In my area we have 39 hospitals with oncology so I have organised a lot of training for nurses working in oncology and now I do some new training for nurses working in geriatrics because sometimes we have an elderly patient, after treatment, who must go into a geriatric hospital or area and they don’t know the cancer treatment and so on. So it is to average all the knowledge of nurses; it’s a very big job and I think it’s a way to change, maybe, the mentality of some doctors, oncologists, because some of them think they don’t need geriatricians. If nurses in the future, their knowledge is higher and higher in geriatrics sometimes they don’t understand all the consequences of the treatment and they say they are old and sometimes it appears something like stupid to do it in this way. Nurses, more and more, their knowledge average, they will be able to ask the oncologists, ‘Why are you doing it in this way? We need geriatricians because of the nutrition, because they fall down and so on and a lot of consequences.’
So, for me, I prepare maybe the future for all elderly people in France to average all the knowledge. I go everywhere because the new expert nurses in geriatric oncology are here since maybe six months, one year, so they don’t know how to do it.
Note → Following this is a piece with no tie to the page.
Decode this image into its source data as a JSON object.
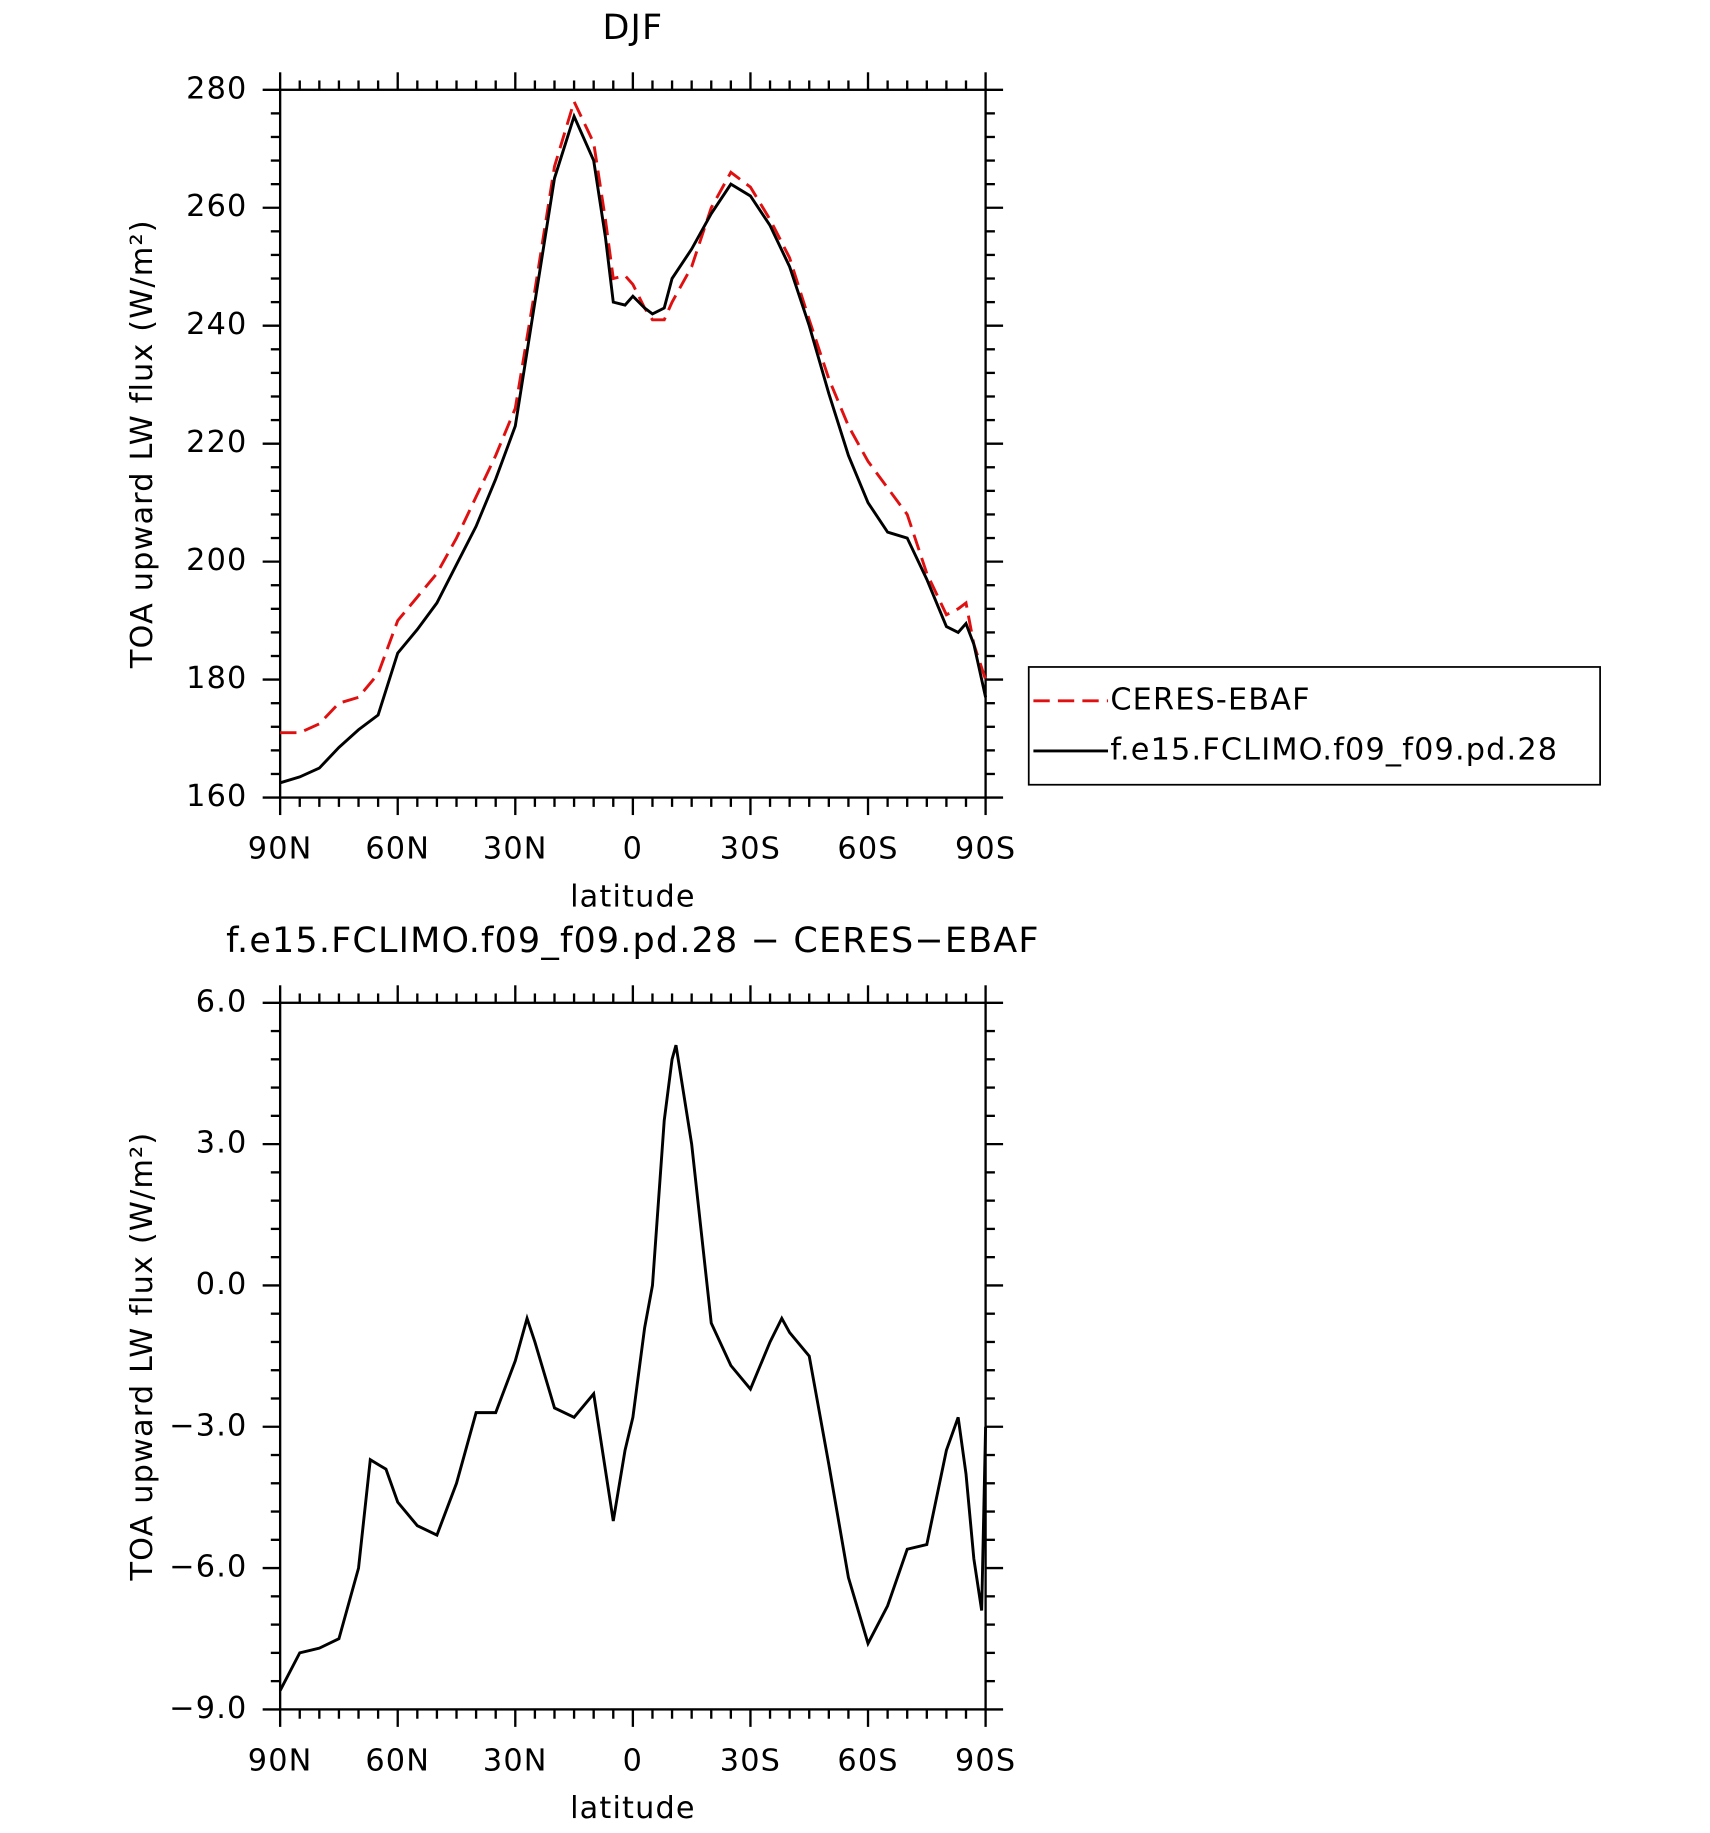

I try to show them the way to train and I go to the schools of nursing because all the teachers in such schools in France don’t teach geriatric oncology. It’s new in France and when I see the teachers they don’t know how to do it. So I say, ‘This is the way to do it.’ For example, they have old ideas like cancer growing up very slowly because they are elderly. I say, ‘No, it’s stupid because cancer grows up at the speed it wants, it depends on the histology, not on the age.’ This is one of the things like that. In France we have screening, for example, for breast cancer but it stops at 74 years old but after there is about 25% of elderly women in all breast cancer who have a cancer appear and they are astonished – 80, 90 years old - ‘Oh, I can have a cancer at this age.’ I realised that care-givers think the same, all care givers in other hospitals. I think if care-givers don’t know these sort of things, how the population, French population, can know these sort of things.
So I bring a lot of information; I have made a public meeting last year for what we call in France Pink October to say to old women; I say to her, ‘You can have a breast cancer when you are 80; you have one chance, if we can call it chance, to have a cancer in ten women.’ In my age it’s about one for fifty women so the impact is very important because in oncology elderly women, for instance, I say in breast cancer because it’s the first cancer for elderly women, we saw too many elderly women with cancer still metastatic because we have the information when the cancer makes noises because they don’t suffer when they have nothing, they suffer when they have metastatic bones and so on.
So it’s to average all the knowledge for care-givers and for all the population. We think all expert nurses in geriatric oncology for next year to do a national action to say to elderly women, ‘Be careful, you can still have cancer after the national screening.’ So things are like that but it’s a very, very big job and so interesting.